また仏教寺院では曹洞宗が圧倒的に多く、鳥取県の葬送習慣に強い影響を残しています。

しかし鳥取県は2022年4月現在、全都道府県の中でもっとも人口が少ない県(548,479人)となっており、東京都八王子市の人口(562,469人)を下回る状況で、文化継承のためにも人口減少対策が急務となっています。

参照:2022年4月調査 市町村別 人口・世帯数(鳥取県)
八王子市 令和4年度(2022年度)町丁別世帯数及び人口

本記事では、鳥取県の葬儀における独特な葬送習慣について詳しく紹介します。

鳥取県の葬儀における出棺時のしきたり

出棺

葬儀における出棺は故人との最後のお別れを意味するため、出棺時に特別な儀式を行う習慣が各地に残されています。
これは鳥取県も同様で、遺族の「故人が迷わず成仏できるよう」といった気持ちが込められているようです。

「そうれん」にまつわる習慣

かつて主な弔いの方法が土葬だった時代は、僧侶や遺族・親族・近隣住民が葬列を組んで柩(ひつぎ:故人を納めた棺)を運ぶ「野辺送り(のべおくり)」が行われていました。

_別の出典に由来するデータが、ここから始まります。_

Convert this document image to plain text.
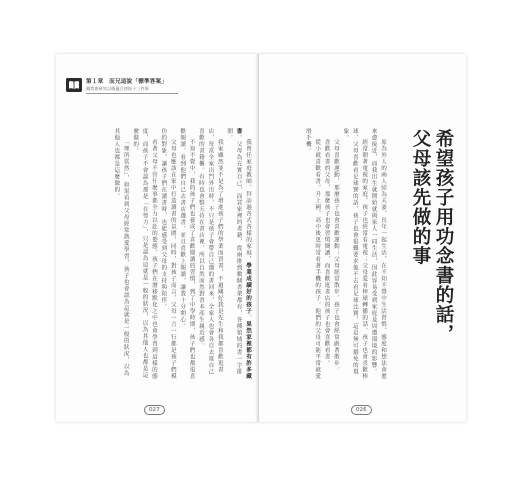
第１章　而兄這說「標準答案」
親我會研究以後適合初始十三件事

我曾任家庭教師，拜訪過各式各樣的家庭，學業成績好的孩子，果然家裡都有許多藏書。父母為充實自己，而買家裡的書籍，從兩排到數個書架都有，各種領域的書一字排開。

我家雖然並不是為了增進孩子們的學業而買書，不過剛好我是先生和我都喜歡逛書店，每當全家出門外出時，不只是孩子會帶自己選的書回來，全家人也會各自去逛自己喜歡的書籍櫃。有時也會整天待在書店裡，所以自然而然對書本產生親近感。

不知不覺中，我的孩子們也養成了喜歡閱讀的習慣，到了中學時期，孩子們也都很喜歡閱讀，看到他們自己去書店選書，並且喜歡上閱讀，讓我十分開心。

父母也應該在家中打造讀書的氛圍，同時，對孩子而言，父母一言一行都是孩子們模仿的對象，讓孩子們在讀書時，也能感受到父母的支持與陪伴。

看著父母不管什麼事都全力以赴的姿態，孩子們在潛移默化之中也會學習到這樣的態度，而孩子不會認為那是「在努力」，只是認為這就是一般的狀況，以為其他人也都是這麼做的。

「理所當然」，如果看到父母經常熱愛學習，孩子也會認為這就是一般的狀況，以為其他人也都是這麼做的。

027
希望孩子用功念書的話，
父母該先做的事

原為外人的兩人結為夫妻，長年一起生活，在不知不覺中生活習慣、態度和想法會愈來愈接近，而我出生就開始就與家人一同生活，因此容易受到家庭及周遭環境的影響。

經常開著電視的家庭，孩子也經常看電視；父母愛看棒球轉播的話，孩子也會喜歡棒球，父母喜歡看足球賽的話，孩子也會很難要求他不去看足球比賽，這是無可避免的現象。

父母喜歡運動，那麼孩子也會喜歡運動；父母經常散步，孩子也會經常跟著散步。

喜歡看書的父母，那麼孩子也會習慣閱讀，而喜歡逛書店的孩子也會喜歡看書。

從小就喜歡看書，升上國、高中後更時常看著手機的孩子，他們的父母可能平常就愛滑手機。

026
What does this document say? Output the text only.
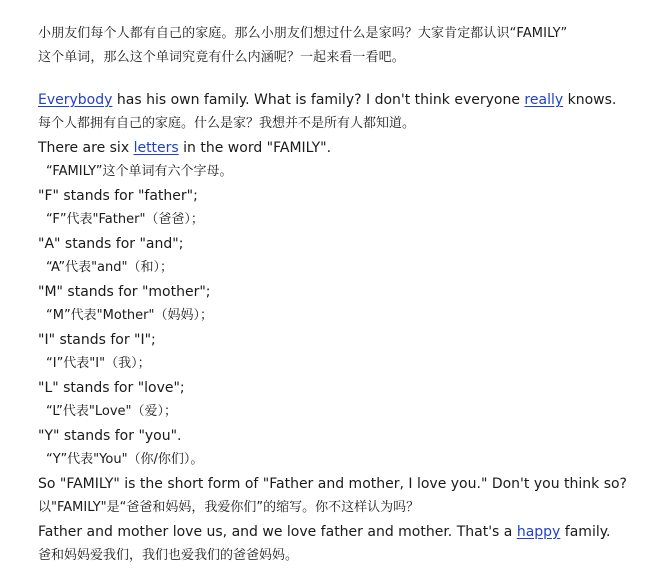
小朋友们每个人都有自己的家庭。那么小朋友们想过什么是家吗？大家肯定都认识“FAMILY”
这个单词，那么这个单词究竟有什么内涵呢？一起来看一看吧。
Everybody has his own family. What is family? I don't think everyone really knows.
每个人都拥有自己的家庭。什么是家？我想并不是所有人都知道。
There are six letters in the word "FAMILY".
“FAMILY”这个单词有六个字母。
"F" stands for "father";
“F”代表"Father"（爸爸）；
"A" stands for "and";
“A”代表"and"（和）；
"M" stands for "mother";
“M”代表"Mother"（妈妈）；
"I" stands for "I";
“I”代表"I"（我）；
"L" stands for "love";
“L”代表"Love"（爱）；
"Y" stands for "you".
“Y”代表"You"（你/你们）。
So "FAMILY" is the short form of "Father and mother, I love you." Don't you think so?
以"FAMILY"是“爸爸和妈妈，我爱你们”的缩写。你不这样认为吗？
Father and mother love us, and we love father and mother. That's a happy family.
爸和妈妈爱我们，我们也爱我们的爸爸妈妈。
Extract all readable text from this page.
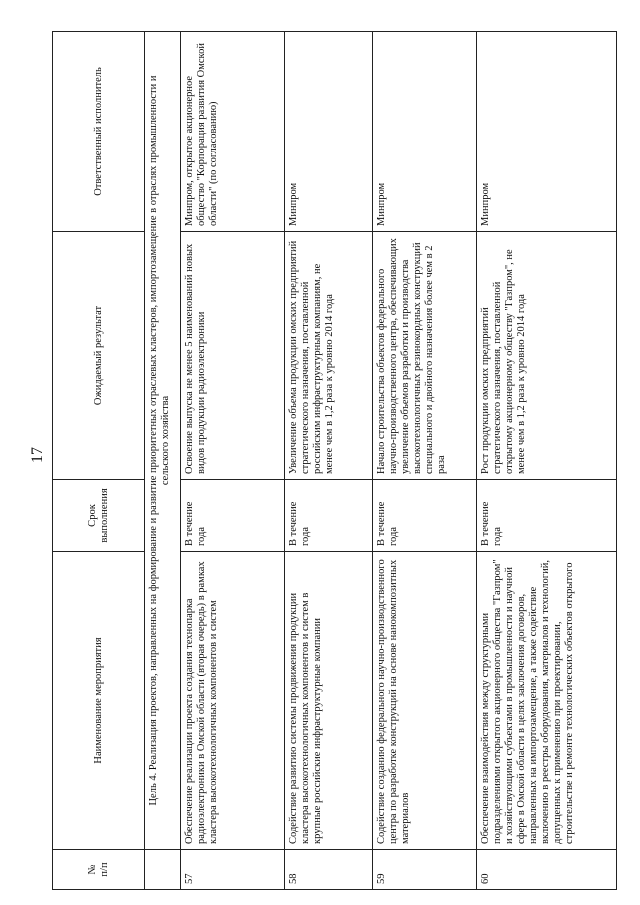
17
№
п/п	Наименование мероприятия	Срок выполнения	Ожидаемый результат	Ответственный исполнитель
	Цель 4. Реализация проектов, направленных на формирование и развитие приоритетных отраслевых кластеров, импортозамещение в отраслях промышленности и сельского хозяйства			
57	Обеспечение реализации проекта создания технопарка радиоэлектроники в Омской области (вторая очередь) в рамках кластера высокотехнологичных компонентов и систем	В течение года	Освоение выпуска не менее 5 наименований новых видов продукции радиоэлектроники	Минпром, открытое акционерное общество "Корпорация развития Омской области" (по согласованию)
58	Содействие развитию системы продвижения продукции кластера высокотехнологичных компонентов и систем в крупные российские инфраструктурные компании	В течение года	Увеличение объема продукции омских предприятий стратегического назначения, поставленной российским инфраструктурным компаниям, не менее чем в 1,2 раза к уровню 2014 года	Минпром
59	Содействие созданию федерального научно-производственного центра по разработке конструкций на основе нанокомпозитных материалов	В течение года	Начало строительства объектов федерального научно-производственного центра, обеспечивающих увеличение объемов разработки и производства высокотехнологичных резинокордных конструкций специального и двойного назначения более чем в 2 раза	Минпром
60	Обеспечение взаимодействия между структурными подразделениями открытого акционерного общества "Газпром" и хозяйствующими субъектами в промышленности и научной сфере в Омской области в целях заключения договоров, направленных на импортозамещение, а также содействие включению в реестры оборудования, материалов и технологий, допущенных к применению при проектировании, строительстве и ремонте технологических объектов открытого	В течение года	Рост продукции омских предприятий стратегического назначения, поставленной открытому акционерному обществу "Газпром", не менее чем в 1,2 раза к уровню 2014 года	Минпром
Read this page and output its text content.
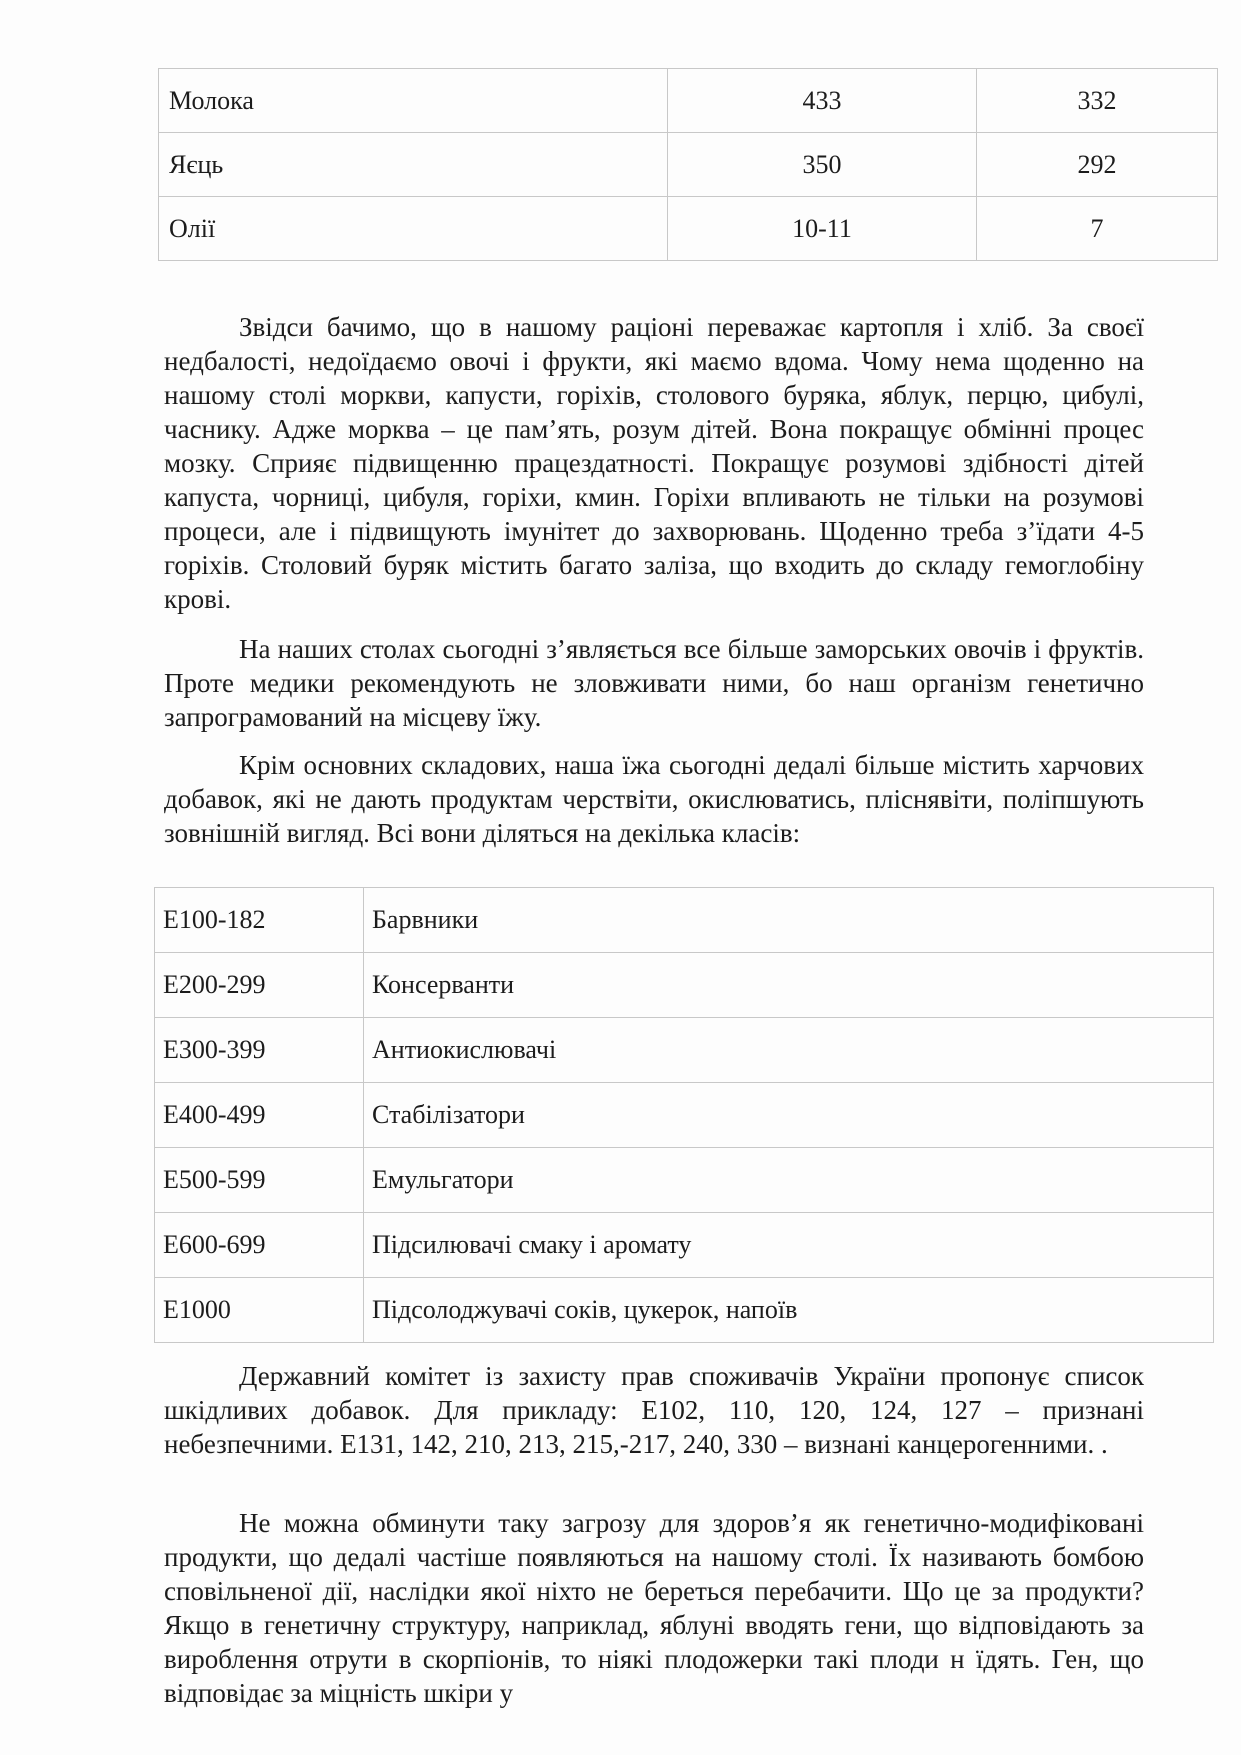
Молока	433	332
Яєць	350	292
Олії	10-11	7

Звідси бачимо, що в нашому раціоні переважає картопля і хліб. За своєї недбалості, недоїдаємо овочі і фрукти, які маємо вдома. Чому нема щоденно на нашому столі моркви, капусти, горіхів, столового буряка, яблук, перцю, цибулі, часнику. Адже морква – це пам’ять, розум дітей. Вона покращує обмінні процес мозку. Сприяє підвищенню працездатності. Покращує розумові здібності дітей капуста, чорниці, цибуля, горіхи, кмин. Горіхи впливають не тільки на розумові процеси, але і підвищують імунітет до захворювань. Щоденно треба з’їдати 4-5 горіхів. Столовий буряк містить багато заліза, що входить до складу гемоглобіну крові.

На наших столах сьогодні з’являється все більше заморських овочів і фруктів. Проте медики рекомендують не зловживати ними, бо наш організм генетично запрограмований на місцеву їжу.

Крім основних складових, наша їжа сьогодні дедалі більше містить харчових добавок, які не дають продуктам черствіти, окислюватись, пліснявіти, поліпшують зовнішній вигляд. Всі вони діляться на декілька класів:

Е100-182	Барвники
Е200-299	Консерванти
Е300-399	Антиокислювачі
Е400-499	Стабілізатори
Е500-599	Емульгатори
Е600-699	Підсилювачі смаку і аромату
Е1000	Підсолоджувачі соків, цукерок, напоїв

Державний комітет із захисту прав споживачів України пропонує список шкідливих добавок. Для прикладу: Е102, 110, 120, 124, 127 – признані небезпечними. Е131, 142, 210, 213, 215,-217, 240, 330 – визнані канцерогенними. .

Не можна обминути таку загрозу для здоров’я як генетично-модифіковані продукти, що дедалі частіше появляються на нашому столі. Їх називають бомбою сповільненої дії, наслідки якої ніхто не береться перебачити. Що це за продукти? Якщо в генетичну структуру, наприклад, яблуні вводять гени, що відповідають за вироблення отрути в скорпіонів, то ніякі плодожерки такі плоди н їдять. Ген, що відповідає за міцність шкіри у
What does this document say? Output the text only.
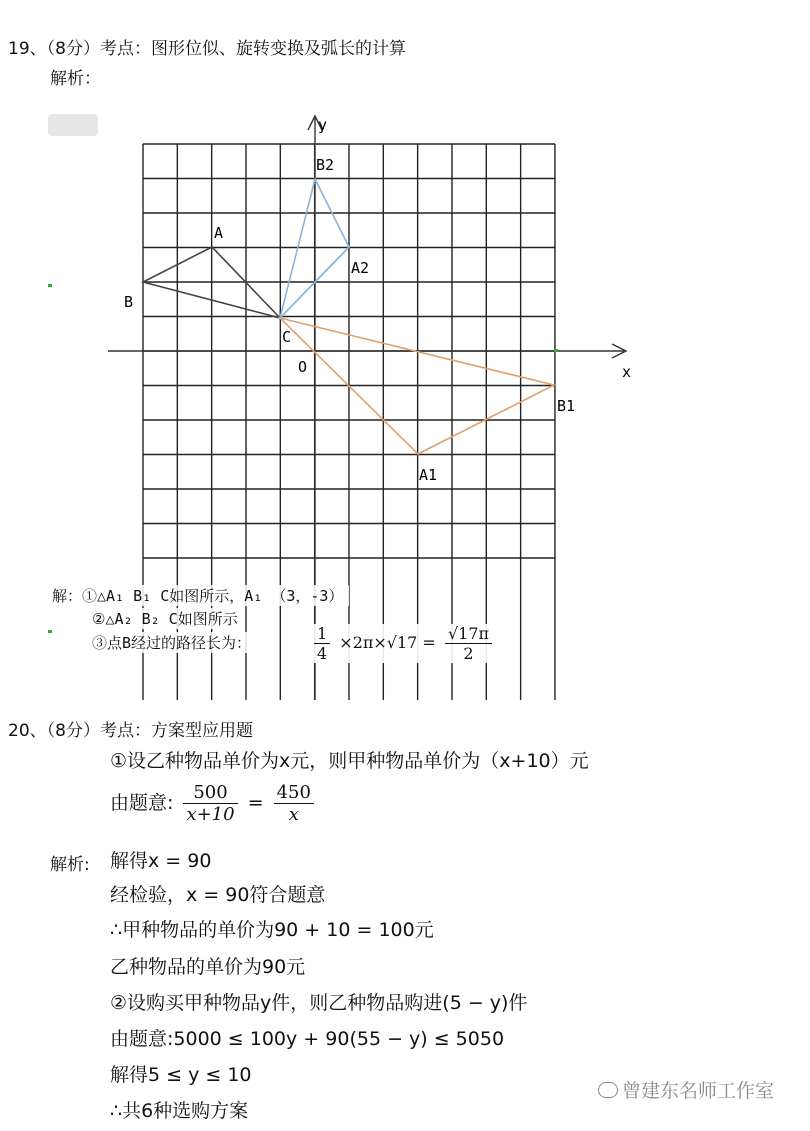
19、（8分）考点：图形位似、旋转变换及弧长的计算
解析：
x
y
O
A
B
C
A1
B1
A2
B2
解：①△A₁ B₁ C如图所示，A₁ （3，-3）
②△A₂ B₂ C如图所示
③点B经过的路径长为：	$\frac{1}{4} \times 2\pi\times√17 = \frac{√17\pi}{2}$
20、（8分）考点：方案型应用题
①设乙种物品单价为x元，则甲种物品单价为（x+10）元
由题意: $\frac{500}{x+10} = \frac{450}{x}$
解析: 解得x = 90
经检验，x = 90符合题意
∴甲种物品的单价为90 + 10 = 100元
乙种物品的单价为90元
②设购买甲种物品y件，则乙种物品购进(5 − y)件
由题意:5000 ≤ 100y + 90(55 − y) ≤ 5050
解得5 ≤ y ≤ 10
∴共6种选购方案
曾建东名师工作室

鳥取県では「野辺送り」のことを「そうれん」と呼んで、火葬が主流となった現在でも大切にされているようです。

善の綱(ぜんのつな)

鳥取県の葬儀において、出棺時に柩や霊柩車に白い布を結び付けて、女性参列者が引っ張る「善の綱(ぜんのつな)」という習わしがあります。

「善の綱」の由来は、藤原道長の日記とされる「御堂関白記」の「来迎仏(らいごぶつ)の手から5色の糸が垂れ、道長の手に結ばれる」という記述とされています。
そのため各地の寺院における御開帳の際に、ご本尊様の中指に結ばれた5色の布に参詣者が触れて、ご利益にすがるという行事が行われているようです。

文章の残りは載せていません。